El así llamado Partido Popular es, en realidad, varios partidos, y no todos populares. Impopular entre políticos, funcionarios y demás gentes que viven amarradas a la teta del Estado es, por ejemplo, el liberalismo de Esperanza Aguirre. Entre autónomos, empresarios y todo aquel que quiere prosperar en la vida mediante su propio esfuerzo lo impopular es la socialdemocracia que representa Cristóbal Montoro. Liberales alla Thatcher y socialdemócratas alla Zapatero conviven en el PP. Y no son los únicos. El partido del Gobierno tiene también conservadores, democristianos, tradicionalistas, regionalistas y, cómo no, franquistas, aunque de estos últimos cada vez menos porque Franco ya hace casi cuarenta años que murió.
De cualquier modo, los únicos que mantienen un discurso económico propio son los liberales y los socialdemócratas. La política económica del resto de familias –excepción hecha de los conservadores que son gente de natural sensata– es un refrito del Estado corporativo del primer franquismo pasado por el plan de estabilización y los desaguisados de desarrollo que apadrinaron los tecnócratas del régimen. Hoy, claro, el mundo no es como en 1960. Las fronteras están abiertas y nadie puede siquiera imaginar con un mercado nacional, protegido del exterior con una maraña de aranceles asociales y antieconómicos.

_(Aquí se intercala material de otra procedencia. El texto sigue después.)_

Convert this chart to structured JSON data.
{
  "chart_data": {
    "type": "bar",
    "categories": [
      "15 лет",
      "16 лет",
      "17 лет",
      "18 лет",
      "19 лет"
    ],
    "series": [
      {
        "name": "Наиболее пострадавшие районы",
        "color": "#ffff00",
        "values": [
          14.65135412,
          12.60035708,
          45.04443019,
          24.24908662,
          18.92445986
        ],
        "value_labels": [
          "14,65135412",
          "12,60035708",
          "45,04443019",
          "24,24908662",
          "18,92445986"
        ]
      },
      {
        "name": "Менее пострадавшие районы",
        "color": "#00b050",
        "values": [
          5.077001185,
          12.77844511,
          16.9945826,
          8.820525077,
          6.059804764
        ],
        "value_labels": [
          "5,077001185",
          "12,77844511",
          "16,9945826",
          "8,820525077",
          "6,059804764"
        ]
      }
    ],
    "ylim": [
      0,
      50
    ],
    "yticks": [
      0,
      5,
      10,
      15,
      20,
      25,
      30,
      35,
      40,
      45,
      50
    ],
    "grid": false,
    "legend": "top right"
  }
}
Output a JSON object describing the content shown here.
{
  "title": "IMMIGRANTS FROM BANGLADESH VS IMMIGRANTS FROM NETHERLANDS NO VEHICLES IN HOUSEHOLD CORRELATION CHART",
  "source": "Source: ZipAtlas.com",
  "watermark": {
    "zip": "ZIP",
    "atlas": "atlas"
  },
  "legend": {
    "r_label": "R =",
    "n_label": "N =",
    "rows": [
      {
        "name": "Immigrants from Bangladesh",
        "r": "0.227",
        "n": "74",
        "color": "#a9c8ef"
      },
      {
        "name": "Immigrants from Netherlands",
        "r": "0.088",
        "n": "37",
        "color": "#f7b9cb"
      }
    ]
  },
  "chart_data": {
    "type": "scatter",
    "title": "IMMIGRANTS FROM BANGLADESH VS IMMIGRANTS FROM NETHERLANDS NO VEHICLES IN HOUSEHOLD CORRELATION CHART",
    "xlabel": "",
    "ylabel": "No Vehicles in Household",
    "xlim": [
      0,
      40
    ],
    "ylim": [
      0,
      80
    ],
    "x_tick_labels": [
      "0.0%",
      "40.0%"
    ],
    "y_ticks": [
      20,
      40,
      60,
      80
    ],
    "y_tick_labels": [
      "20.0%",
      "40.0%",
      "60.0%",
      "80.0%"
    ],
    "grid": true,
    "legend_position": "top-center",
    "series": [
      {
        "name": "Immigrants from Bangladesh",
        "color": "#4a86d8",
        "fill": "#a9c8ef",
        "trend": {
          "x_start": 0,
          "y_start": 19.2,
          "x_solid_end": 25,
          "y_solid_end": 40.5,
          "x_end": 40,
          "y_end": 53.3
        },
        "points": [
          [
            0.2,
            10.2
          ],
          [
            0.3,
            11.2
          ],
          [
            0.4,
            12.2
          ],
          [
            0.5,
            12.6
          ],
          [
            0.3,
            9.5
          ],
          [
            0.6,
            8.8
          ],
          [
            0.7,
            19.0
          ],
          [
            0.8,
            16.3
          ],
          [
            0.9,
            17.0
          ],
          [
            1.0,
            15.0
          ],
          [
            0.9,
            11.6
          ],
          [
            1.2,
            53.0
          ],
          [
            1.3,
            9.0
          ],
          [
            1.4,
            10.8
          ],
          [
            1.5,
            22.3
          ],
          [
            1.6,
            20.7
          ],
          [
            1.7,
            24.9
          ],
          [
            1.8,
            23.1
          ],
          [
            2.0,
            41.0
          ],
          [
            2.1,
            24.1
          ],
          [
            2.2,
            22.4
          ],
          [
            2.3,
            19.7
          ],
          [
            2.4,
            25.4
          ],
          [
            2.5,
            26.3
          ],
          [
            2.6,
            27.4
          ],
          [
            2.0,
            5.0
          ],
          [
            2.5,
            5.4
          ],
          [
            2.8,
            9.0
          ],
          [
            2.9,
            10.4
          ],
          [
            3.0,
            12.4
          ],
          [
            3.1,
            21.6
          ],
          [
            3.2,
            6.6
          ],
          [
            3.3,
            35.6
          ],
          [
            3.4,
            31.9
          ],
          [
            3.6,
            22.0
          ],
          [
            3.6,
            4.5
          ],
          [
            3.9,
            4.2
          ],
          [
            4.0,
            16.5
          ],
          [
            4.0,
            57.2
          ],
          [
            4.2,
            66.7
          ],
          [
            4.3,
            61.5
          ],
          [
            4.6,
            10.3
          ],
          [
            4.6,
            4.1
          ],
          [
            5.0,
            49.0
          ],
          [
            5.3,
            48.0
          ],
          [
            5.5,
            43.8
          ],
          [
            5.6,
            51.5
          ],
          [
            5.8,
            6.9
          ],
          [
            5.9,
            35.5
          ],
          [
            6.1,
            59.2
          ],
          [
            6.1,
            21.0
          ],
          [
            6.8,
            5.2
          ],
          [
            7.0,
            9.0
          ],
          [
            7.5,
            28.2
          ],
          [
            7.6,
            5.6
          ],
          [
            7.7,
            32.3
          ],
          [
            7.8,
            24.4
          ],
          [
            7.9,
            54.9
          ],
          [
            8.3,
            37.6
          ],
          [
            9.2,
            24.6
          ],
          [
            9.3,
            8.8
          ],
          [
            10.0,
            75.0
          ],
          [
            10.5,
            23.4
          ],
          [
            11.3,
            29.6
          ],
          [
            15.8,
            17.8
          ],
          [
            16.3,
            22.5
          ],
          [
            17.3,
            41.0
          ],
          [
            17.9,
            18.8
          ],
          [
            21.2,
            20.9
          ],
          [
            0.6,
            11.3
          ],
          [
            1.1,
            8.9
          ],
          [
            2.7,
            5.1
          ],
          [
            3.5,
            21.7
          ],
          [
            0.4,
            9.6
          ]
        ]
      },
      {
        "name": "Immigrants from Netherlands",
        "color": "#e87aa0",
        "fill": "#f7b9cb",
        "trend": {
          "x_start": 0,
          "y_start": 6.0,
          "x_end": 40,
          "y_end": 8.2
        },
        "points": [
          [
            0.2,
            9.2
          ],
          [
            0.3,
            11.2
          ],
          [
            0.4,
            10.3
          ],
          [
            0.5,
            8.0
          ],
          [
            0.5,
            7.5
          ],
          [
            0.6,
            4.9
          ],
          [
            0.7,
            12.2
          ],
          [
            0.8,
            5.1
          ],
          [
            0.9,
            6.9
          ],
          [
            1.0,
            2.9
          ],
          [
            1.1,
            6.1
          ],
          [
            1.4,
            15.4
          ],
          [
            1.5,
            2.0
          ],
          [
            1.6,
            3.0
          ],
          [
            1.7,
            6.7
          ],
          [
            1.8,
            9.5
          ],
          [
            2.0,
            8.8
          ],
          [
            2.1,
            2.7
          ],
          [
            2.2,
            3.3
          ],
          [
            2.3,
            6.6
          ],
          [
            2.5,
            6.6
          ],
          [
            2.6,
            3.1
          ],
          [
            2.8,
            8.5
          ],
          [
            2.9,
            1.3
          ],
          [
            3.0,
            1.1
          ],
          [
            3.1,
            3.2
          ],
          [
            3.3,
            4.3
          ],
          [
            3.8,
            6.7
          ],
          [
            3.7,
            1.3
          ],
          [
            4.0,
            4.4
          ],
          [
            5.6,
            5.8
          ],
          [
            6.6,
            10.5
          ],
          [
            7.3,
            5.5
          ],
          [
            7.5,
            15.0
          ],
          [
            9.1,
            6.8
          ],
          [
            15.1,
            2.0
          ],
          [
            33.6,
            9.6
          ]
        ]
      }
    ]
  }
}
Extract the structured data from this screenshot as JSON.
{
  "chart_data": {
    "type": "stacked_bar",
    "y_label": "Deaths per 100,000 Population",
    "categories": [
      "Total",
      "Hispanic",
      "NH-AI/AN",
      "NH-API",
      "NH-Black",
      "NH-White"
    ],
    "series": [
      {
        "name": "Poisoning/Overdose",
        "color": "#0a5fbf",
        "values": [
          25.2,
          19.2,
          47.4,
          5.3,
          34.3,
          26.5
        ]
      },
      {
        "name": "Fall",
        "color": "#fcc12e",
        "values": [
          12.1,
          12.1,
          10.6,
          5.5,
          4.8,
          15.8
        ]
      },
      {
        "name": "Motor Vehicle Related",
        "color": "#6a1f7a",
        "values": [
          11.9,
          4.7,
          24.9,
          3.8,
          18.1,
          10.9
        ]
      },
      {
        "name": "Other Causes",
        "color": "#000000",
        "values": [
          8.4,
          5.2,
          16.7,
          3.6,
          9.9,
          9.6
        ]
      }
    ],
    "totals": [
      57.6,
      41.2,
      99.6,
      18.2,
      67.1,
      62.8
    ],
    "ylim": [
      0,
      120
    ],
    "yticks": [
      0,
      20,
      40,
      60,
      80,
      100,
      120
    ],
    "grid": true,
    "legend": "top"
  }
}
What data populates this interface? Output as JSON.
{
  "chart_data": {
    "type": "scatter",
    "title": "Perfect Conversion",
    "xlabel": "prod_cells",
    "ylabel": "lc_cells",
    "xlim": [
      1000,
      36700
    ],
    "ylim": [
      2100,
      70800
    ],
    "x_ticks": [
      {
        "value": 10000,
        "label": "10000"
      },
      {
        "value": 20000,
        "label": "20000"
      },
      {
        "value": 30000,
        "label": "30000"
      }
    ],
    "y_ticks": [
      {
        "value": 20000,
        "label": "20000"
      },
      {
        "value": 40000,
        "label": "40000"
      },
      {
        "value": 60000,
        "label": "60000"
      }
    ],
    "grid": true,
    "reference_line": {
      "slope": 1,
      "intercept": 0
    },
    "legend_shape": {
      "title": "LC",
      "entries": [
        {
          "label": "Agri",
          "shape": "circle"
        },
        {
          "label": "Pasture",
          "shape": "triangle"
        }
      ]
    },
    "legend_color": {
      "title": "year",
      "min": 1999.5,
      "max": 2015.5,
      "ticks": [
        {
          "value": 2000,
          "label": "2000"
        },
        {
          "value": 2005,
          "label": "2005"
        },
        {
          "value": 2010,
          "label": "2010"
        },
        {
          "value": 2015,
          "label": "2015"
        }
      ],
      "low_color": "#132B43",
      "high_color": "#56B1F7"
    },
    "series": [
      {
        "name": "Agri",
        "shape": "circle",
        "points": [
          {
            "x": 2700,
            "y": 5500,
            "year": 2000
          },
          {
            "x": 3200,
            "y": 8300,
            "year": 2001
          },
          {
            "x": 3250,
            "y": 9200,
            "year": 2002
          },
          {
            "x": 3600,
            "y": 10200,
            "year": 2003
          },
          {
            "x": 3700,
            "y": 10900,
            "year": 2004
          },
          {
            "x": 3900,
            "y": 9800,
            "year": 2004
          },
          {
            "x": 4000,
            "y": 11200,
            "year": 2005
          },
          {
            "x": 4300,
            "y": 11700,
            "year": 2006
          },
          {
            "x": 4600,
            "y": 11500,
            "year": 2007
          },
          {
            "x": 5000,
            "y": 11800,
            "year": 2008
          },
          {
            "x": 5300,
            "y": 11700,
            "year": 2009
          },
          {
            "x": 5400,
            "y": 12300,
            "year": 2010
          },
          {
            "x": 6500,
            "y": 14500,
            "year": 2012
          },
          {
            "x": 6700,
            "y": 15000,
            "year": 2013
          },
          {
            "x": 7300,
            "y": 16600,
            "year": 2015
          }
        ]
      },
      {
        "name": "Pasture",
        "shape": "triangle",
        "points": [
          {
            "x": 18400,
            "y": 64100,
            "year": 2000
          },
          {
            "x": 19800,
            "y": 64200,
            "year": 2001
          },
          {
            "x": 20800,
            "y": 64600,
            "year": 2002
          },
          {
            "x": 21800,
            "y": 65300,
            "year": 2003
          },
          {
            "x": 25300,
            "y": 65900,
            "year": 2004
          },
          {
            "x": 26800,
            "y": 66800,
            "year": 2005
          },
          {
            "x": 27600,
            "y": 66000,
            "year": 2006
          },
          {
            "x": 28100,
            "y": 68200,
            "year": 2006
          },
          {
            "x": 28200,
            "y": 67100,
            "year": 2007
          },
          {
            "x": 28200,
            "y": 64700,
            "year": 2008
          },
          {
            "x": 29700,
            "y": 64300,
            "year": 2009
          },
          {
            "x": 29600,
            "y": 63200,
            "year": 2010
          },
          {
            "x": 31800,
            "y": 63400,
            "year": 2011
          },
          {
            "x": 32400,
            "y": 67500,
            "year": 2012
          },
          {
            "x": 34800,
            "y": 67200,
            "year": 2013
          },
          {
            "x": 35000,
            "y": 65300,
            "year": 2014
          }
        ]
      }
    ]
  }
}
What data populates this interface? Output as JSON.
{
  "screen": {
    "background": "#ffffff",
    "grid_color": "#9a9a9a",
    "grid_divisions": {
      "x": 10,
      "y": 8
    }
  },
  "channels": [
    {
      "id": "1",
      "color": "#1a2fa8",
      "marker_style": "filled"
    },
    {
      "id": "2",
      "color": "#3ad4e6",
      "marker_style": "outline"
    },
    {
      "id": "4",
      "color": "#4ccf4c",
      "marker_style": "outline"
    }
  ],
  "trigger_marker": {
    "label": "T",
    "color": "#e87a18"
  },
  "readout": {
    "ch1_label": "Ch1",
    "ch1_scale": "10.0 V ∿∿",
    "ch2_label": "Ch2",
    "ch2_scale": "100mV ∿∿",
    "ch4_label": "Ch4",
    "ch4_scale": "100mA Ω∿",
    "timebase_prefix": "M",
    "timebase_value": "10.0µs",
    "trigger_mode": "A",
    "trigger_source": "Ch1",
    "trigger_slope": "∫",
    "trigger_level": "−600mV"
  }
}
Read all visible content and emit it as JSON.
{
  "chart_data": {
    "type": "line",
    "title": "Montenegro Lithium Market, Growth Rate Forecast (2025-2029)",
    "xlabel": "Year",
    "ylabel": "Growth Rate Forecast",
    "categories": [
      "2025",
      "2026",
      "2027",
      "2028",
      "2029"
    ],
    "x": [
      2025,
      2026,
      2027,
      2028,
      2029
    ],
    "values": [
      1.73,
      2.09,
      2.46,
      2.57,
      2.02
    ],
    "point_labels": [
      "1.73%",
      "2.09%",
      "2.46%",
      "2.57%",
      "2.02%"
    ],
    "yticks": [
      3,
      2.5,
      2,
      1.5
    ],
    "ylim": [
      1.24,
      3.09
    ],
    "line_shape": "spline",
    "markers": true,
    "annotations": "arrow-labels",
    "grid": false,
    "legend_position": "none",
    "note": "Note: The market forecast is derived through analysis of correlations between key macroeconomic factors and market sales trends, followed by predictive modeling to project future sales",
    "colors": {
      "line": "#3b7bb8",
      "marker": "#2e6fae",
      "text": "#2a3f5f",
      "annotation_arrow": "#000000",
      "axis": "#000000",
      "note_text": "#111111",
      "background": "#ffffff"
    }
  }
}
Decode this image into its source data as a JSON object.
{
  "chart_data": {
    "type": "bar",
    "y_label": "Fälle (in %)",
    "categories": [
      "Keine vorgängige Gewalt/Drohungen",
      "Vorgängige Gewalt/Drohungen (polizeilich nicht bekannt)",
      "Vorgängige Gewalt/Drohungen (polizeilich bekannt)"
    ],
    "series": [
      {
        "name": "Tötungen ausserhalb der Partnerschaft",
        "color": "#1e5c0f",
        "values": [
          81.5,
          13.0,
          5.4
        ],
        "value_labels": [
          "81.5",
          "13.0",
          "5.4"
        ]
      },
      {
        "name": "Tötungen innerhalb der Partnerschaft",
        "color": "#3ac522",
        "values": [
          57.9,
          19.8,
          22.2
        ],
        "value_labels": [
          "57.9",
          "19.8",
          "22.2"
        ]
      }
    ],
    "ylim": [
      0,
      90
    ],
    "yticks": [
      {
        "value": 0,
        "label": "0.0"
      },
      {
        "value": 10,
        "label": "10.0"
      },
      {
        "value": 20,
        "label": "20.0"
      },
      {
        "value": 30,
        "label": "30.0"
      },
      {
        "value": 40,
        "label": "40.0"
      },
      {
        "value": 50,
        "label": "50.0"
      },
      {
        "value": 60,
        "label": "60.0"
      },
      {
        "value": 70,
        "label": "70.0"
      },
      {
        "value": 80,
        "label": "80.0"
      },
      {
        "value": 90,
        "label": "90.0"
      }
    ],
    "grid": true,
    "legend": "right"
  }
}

Al final han quedado sólo dos contendientes en el ring. De un lado los liberales, asistidos habitualmente por sus aliados conservadores, y del otro los socialdemócratas, que suelen ir de la mano con lo que queda de la democracia cristiana, invento funesto que en el pasado llenó los cuadros del PSOE. En el campo teórico la socialdemocracia, es decir, el socialismo light hace tiempo que fue derrotada. El pensamiento socialdemócrata no da más de sí. Simplemente la sociedad carece de recursos suficientes con los que financiar sus modelos de redistribución perfecta de la riqueza. En la práctica se ha quedado en simple saqueo de la clase productiva para mantener la nutrida clientela de los políticos.
Eso y no otra cosa es lo que lo hace tan atractivo al poder. La socialdemocracia promete aquello que Solbes le negó a Zapatero cuando la cosa empezó a torcerse en 2008. “Pedro, no me jodas, no me digas que no hay dinero para hacer política”, cuentan que le espetó sorprendido el presidente a su ministro de Economía. No, no había dinero, por eso Zapatero lo pidió prestado en el extranjero. Al llegar el PP al poder el mercado de deuda estaba entornado y a los pocos meses estuvo en un tris de cerrarse para siempre. Algo de eso se olía Montoro, por eso, a falta de préstamos, apretó las clavijas de los contribuyentes treinta veces seguidas. De poder hacerlo, lo que al titular de Hacienda le hubiera gustado es poner la imprenta de billetes a toda marcha. La inflación llegaría después pero no inmediatamente, así que nadie vincularía ambos fenómenos. Resumiendo, socialdemocracia en estado puro.
De ser Montoro liberal o de haber elegido Rajoy a un ministro que lo fuese otro gallo nos cantaría. Los liberales no creen en las subidas de impuestos, y menos aún durante las crisis económicas. Están convencidos que cada céntimo que gasta el Gobierno en fines políticos es un céntimo detraído de la economía productiva, la que crea riqueza. Eso implica que, privado de combustible, al Estado no le queda otra que contraerse. Los resultados de ambas políticas son diametralmente opuestos. El socialismo es una fábrica de pobreza y privilegios para una casta improductiva que se arracima en torno al Estado. El liberalismo, por su parte, forja sociedades abiertas y ricas, cimentadas sobre el mérito y la responsabilidad individual. El PP se encuentra en una encrucijada. No haría mal en definir bien en qué política económica cree y aplicarla ahora que tiene mayoría absoluta. Eso o seguir gobernando con el programa económico del adversario, que es lo que ha hecho hasta ahora.